Ecclesiastes faces the futility of the things that we, as humans, do, and suggests that there is nothing wrong with living humbly and enjoying the simple pleasures of life, as long as you ensure that you don't neglect your duties to God and to others.

The king (reputedly Solomon, son of King David and Beersheba) was contemplating his place in the world and he realized that most of what we do in our lives is transient, gone and soon forgotten - even for a king.

A modern equivalent would be asking "what is the point of existence"? He realized that in spite of the transience, there were things that were ancient and eternal. These concepts are required to understand God's revelation of Himself to us.

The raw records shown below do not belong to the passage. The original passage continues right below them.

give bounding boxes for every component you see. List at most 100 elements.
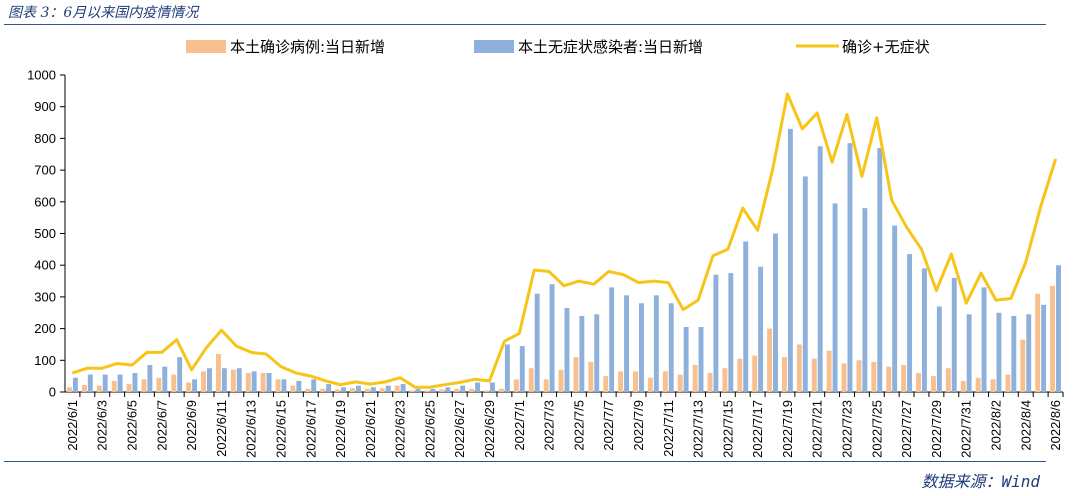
bar-confirmed (186, 382, 192, 392)
x-tick-label: 2022/7/11 (661, 400, 676, 457)
bar-asymptomatic (117, 374, 123, 392)
bar-confirmed (350, 388, 355, 392)
bar-asymptomatic (236, 368, 242, 392)
x-tick-label: 2022/6/13 (244, 400, 259, 458)
x-tick-label: 2022/6/23 (393, 400, 408, 458)
bar-asymptomatic (653, 295, 659, 392)
bar-asymptomatic (624, 295, 629, 392)
bar-asymptomatic (594, 314, 600, 392)
chart-legend: 本土确诊病例:当日新增 本土无症状感染者:当日新增 确诊+无症状 (186, 38, 930, 56)
bar-asymptomatic (936, 306, 942, 392)
bar-asymptomatic (221, 368, 227, 392)
bar-asymptomatic (490, 382, 495, 392)
bar-asymptomatic (192, 379, 198, 392)
bar-asymptomatic (713, 274, 719, 392)
bar-confirmed (290, 385, 296, 392)
x-tick-label: 2022/7/5 (571, 400, 586, 451)
x-tick-label: 2022/7/7 (601, 400, 616, 451)
bar-asymptomatic (1041, 304, 1047, 392)
bar-confirmed (677, 374, 683, 392)
bar-asymptomatic (668, 303, 674, 392)
x-tick-label: 2022/7/3 (542, 400, 557, 451)
bar-asymptomatic (132, 372, 138, 392)
bar-confirmed (811, 358, 817, 392)
bar-confirmed (826, 350, 832, 392)
bar-asymptomatic (862, 208, 868, 392)
bar-asymptomatic (609, 287, 615, 392)
bar-confirmed (379, 388, 385, 392)
bar-asymptomatic (564, 307, 570, 392)
bar-confirmed (662, 371, 668, 392)
bar-asymptomatic (758, 266, 764, 392)
bar-confirmed (1020, 339, 1026, 392)
bar-confirmed (796, 344, 802, 392)
bar-confirmed (737, 358, 743, 392)
legend-swatch-asymptomatic (474, 40, 514, 53)
bar-asymptomatic (996, 312, 1002, 392)
x-tick-label: 2022/6/17 (303, 400, 318, 458)
bar-asymptomatic (326, 384, 332, 392)
bar-confirmed (528, 368, 534, 392)
bar-confirmed (1005, 374, 1011, 392)
x-tick-label: 2022/7/25 (869, 400, 884, 458)
bar-confirmed (558, 369, 564, 392)
bar-asymptomatic (728, 273, 734, 392)
bar-asymptomatic (802, 176, 808, 392)
bar-asymptomatic (981, 287, 987, 392)
bar-confirmed (603, 376, 609, 392)
bar-confirmed (171, 374, 177, 392)
x-tick-label: 2022/7/17 (750, 400, 765, 458)
line-layer (71, 92, 1058, 389)
y-tick-label: 300 (34, 289, 56, 304)
bar-confirmed (647, 377, 653, 392)
bar-asymptomatic (102, 374, 108, 392)
bar-confirmed (901, 365, 907, 392)
bar-confirmed (499, 388, 504, 392)
bar-asymptomatic (296, 380, 302, 392)
bar-confirmed (305, 388, 311, 392)
y-axis: 0 100 200 300 400 500 600 700 800 900 1000 (27, 68, 66, 400)
x-tick-label: 2022/6/29 (482, 400, 497, 458)
bar-confirmed (945, 368, 951, 392)
bar-asymptomatic (385, 385, 391, 392)
y-tick-label: 400 (34, 258, 56, 273)
bar-asymptomatic (892, 225, 898, 392)
bar-asymptomatic (162, 366, 168, 392)
bar-asymptomatic (207, 368, 212, 392)
bar-confirmed (469, 388, 475, 392)
bar-confirmed (230, 369, 236, 392)
bar-asymptomatic (951, 277, 957, 392)
bar-confirmed (201, 371, 207, 392)
bar-confirmed (439, 389, 445, 392)
x-tick-label: 2022/6/27 (452, 400, 467, 458)
bar-asymptomatic (430, 388, 436, 392)
bar-asymptomatic (341, 387, 346, 392)
bar-asymptomatic (415, 388, 421, 392)
y-tick-label: 700 (34, 163, 56, 178)
bar-asymptomatic (832, 203, 838, 392)
x-tick-label: 2022/6/9 (184, 400, 199, 451)
y-tick-label: 900 (34, 99, 56, 114)
bar-confirmed (856, 360, 862, 392)
y-tick-label: 500 (34, 226, 56, 241)
x-tick-label: 2022/8/2 (988, 400, 1003, 451)
bar-confirmed (513, 379, 519, 392)
bar-asymptomatic (355, 385, 361, 392)
bar-confirmed (275, 379, 281, 392)
x-tick-label: 2022/6/21 (363, 400, 378, 458)
bar-asymptomatic (847, 143, 853, 392)
bar-asymptomatic (266, 372, 272, 392)
bar-asymptomatic (311, 379, 317, 392)
bar-confirmed (1035, 293, 1041, 392)
bar-confirmed (81, 385, 87, 392)
x-tick-label: 2022/6/15 (273, 400, 288, 458)
x-tick-label: 2022/6/19 (333, 400, 348, 458)
legend-label-confirmed: 本土确诊病例:当日新增 (230, 38, 385, 56)
y-tick-label: 0 (49, 385, 56, 400)
bar-confirmed (990, 379, 996, 392)
bar-asymptomatic (787, 128, 793, 392)
bar-asymptomatic (638, 303, 644, 392)
bar-confirmed (767, 328, 773, 392)
bar-confirmed (335, 389, 341, 392)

edit on 5/3/2021 by chr0naut because: (no reason given)

posted on Mar, 5 2021 @ 05:22 PM
a reply to: chr0naut
Well, "coming back" implies a gping away first, so he's evidently talking about mobile waters.
But if the fish eat this fermented bread, they might be too drunk to resist capture? (A compromise solution)

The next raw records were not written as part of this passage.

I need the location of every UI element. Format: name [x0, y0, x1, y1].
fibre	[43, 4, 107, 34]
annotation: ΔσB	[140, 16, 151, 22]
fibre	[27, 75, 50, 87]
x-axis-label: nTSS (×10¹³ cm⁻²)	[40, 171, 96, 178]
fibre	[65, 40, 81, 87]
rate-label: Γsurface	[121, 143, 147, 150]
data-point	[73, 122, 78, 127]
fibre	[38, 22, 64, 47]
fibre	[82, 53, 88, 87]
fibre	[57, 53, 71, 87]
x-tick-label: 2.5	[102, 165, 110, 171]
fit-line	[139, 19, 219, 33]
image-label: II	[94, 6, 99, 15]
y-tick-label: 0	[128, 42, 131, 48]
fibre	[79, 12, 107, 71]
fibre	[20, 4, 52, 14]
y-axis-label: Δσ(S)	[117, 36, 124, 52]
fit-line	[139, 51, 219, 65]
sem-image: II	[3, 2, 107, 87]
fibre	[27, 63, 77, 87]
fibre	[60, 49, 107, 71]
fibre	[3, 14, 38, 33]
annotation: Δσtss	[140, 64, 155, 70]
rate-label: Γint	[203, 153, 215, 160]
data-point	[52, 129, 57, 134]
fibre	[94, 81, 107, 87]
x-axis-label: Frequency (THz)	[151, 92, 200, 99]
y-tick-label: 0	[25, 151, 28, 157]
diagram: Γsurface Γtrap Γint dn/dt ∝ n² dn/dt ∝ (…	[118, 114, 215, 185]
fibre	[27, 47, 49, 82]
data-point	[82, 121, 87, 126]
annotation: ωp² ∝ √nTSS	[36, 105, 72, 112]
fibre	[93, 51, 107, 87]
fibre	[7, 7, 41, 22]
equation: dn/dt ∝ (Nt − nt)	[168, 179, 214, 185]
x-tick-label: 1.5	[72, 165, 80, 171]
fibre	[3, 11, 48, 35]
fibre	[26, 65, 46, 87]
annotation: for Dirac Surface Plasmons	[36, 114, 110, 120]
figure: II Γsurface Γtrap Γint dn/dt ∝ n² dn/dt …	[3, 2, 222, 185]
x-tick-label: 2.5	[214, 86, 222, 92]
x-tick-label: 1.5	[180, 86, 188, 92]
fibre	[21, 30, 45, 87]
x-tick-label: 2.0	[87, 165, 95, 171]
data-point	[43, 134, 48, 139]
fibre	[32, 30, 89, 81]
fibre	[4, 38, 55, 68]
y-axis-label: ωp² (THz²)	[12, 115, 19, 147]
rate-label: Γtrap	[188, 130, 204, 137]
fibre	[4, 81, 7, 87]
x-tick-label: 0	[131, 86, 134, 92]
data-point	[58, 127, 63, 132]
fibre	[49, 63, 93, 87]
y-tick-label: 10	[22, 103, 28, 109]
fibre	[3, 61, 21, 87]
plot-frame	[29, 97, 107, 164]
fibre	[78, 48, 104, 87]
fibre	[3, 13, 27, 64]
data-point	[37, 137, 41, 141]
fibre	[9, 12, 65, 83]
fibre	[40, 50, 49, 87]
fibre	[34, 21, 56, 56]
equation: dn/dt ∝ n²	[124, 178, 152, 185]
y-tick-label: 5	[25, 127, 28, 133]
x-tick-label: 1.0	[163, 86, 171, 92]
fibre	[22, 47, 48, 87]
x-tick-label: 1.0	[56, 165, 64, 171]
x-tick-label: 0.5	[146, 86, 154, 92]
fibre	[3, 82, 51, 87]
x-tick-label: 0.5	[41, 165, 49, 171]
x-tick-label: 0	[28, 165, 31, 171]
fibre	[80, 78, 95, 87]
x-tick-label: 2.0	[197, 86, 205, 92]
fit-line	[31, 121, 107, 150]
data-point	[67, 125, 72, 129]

posted on Mar, 7 2021 @ 09:38 AM
huge palm face.

posted on Mar, 7 2021 @ 11:59 AM
a reply to: DISRAELI

V1 brings to mind breaking bread and sharing fellowship with others. The Our Father, asks we be given our daily bread, imo have our needs looked after.

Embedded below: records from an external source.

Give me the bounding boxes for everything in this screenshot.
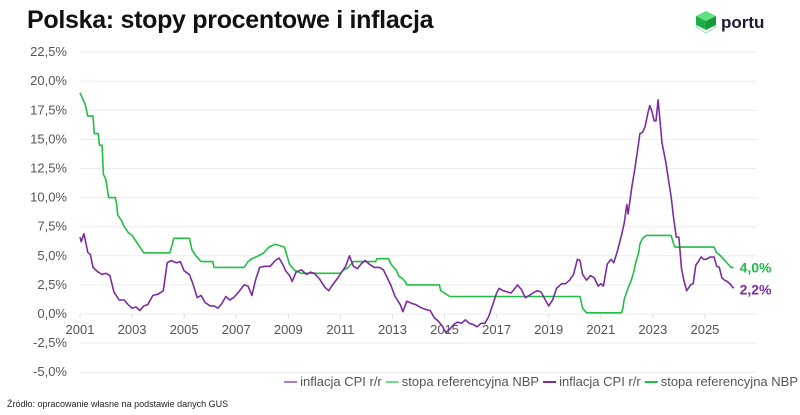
x-tick-label: 2001: [66, 322, 95, 337]
x-tick-label: 2005: [170, 322, 199, 337]
y-tick-label: -2,5%: [33, 335, 67, 350]
y-axis-ticks: 22,5% 20,0% 17,5% 15,0% 12,5% 10,0% 7,5% 5,0% 2,…: [30, 44, 67, 379]
x-tick-label: 2023: [638, 322, 667, 337]
x-tick-label: 2003: [118, 322, 147, 337]
x-tick-label: 2019: [534, 322, 563, 337]
legend-label: inflacja CPI r/r: [300, 374, 382, 389]
x-tick-label: 2007: [222, 322, 251, 337]
portu-logo: portu: [694, 10, 764, 36]
y-tick-label: 10,0%: [30, 190, 67, 205]
x-tick-label: 2017: [482, 322, 511, 337]
x-tick-label: 2013: [378, 322, 407, 337]
y-tick-label: 22,5%: [30, 44, 67, 59]
x-axis-ticks: 2001 2003 2005 2007 2009 2011 2013 2015 2017 2019…: [66, 322, 720, 337]
y-tick-label: -5,0%: [33, 364, 67, 379]
end-labels: 4,0% 2,2%: [740, 259, 772, 297]
y-tick-label: 7,5%: [37, 219, 67, 234]
legend: stopa referencyjna NBP inflacja CPI r/r st…: [284, 374, 798, 389]
y-tick-label: 5,0%: [37, 248, 67, 263]
series-line-nbp-rate: [79, 92, 734, 314]
end-label: 4,0%: [740, 259, 772, 275]
source-note: Źródło: opracowanie własne na podstawie …: [7, 399, 229, 409]
y-tick-label: 2,5%: [37, 277, 67, 292]
y-tick-label: 20,0%: [30, 73, 67, 88]
series-lines: [79, 92, 735, 334]
x-tick-label: 2025: [690, 322, 719, 337]
legend-label: inflacja CPI r/r: [559, 374, 641, 389]
y-tick-label: 12,5%: [30, 161, 67, 176]
end-label: 2,2%: [740, 281, 772, 297]
x-tick-label: 2011: [326, 322, 354, 337]
legend-label: stopa referencyjna NBP: [661, 374, 798, 389]
x-tick-label: 2021: [586, 322, 615, 337]
legend-label: stopa referencyjna NBP: [402, 374, 539, 389]
x-tick-label: 2009: [274, 322, 303, 337]
y-tick-label: 17,5%: [30, 102, 67, 117]
logo-text: portu: [721, 13, 765, 32]
y-tick-label: 0,0%: [37, 306, 67, 321]
green-cube-icon: [694, 11, 718, 34]
page-title: Polska: stopy procentowe i inflacja: [27, 6, 434, 34]
series-line-cpi-inflation: [79, 99, 735, 334]
y-tick-label: 15,0%: [30, 131, 67, 146]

The cyclical nature of water, and it's symbolism adds an emotional aspect for me. I get a put it out there, and it comes back, sooner or later (tbd, a ripple effect).

For me, it not about looking for rainchecks or using karma like a credit card.

It's giving thanks and hoping looking after one another makes it easier for others to look after you. This often appears in unexpected situations...

posted on Mar, 7 2021 @ 12:45 PM
a reply to: dffrntkndfnml
Thank you for those comments. Others could learn from you how to give thoughtful responses.

posted on Mar, 7 2021 @ 01:36 PM
a reply to: DISRAELI

I really enjoy your threads, DISRAELI. I find they help me study the scriptures on a more regular basis.

I confess recently one of my loved ones was in a bad way.

I was helpless and didn't know what would happen.

A random stranger helped out, and I had doubts after my phone rang. Idk he had a deep, gravelly, coarse voice, after giving him some PI my anxiety levels spiked. He didn't return my calls afterward.

I was overjoyed when he helped get them back home. Safe and sound.

edit on 7-3-2021 by dffrntkndfnml because: spelling and grammar

posted on Mar, 7 2021 @ 02:44 PM
a reply to: dffrntkndfnml
If your're finding support in the whole-book sequences of threads, I've already warned ATS that these will be happening less in the future because I've been running out of fresh books to look at.
Failing that, it might be helpful to go back to the older thread sequences, as indexed on Ten years of Bible threads (the ones listed in capital letters).

posted on Mar, 7 2021 @ 02:53 PM
a reply to: DISRAELI

Thank-you I regularly go through old threads here, like the Good Book, new insights pop up as you revisit.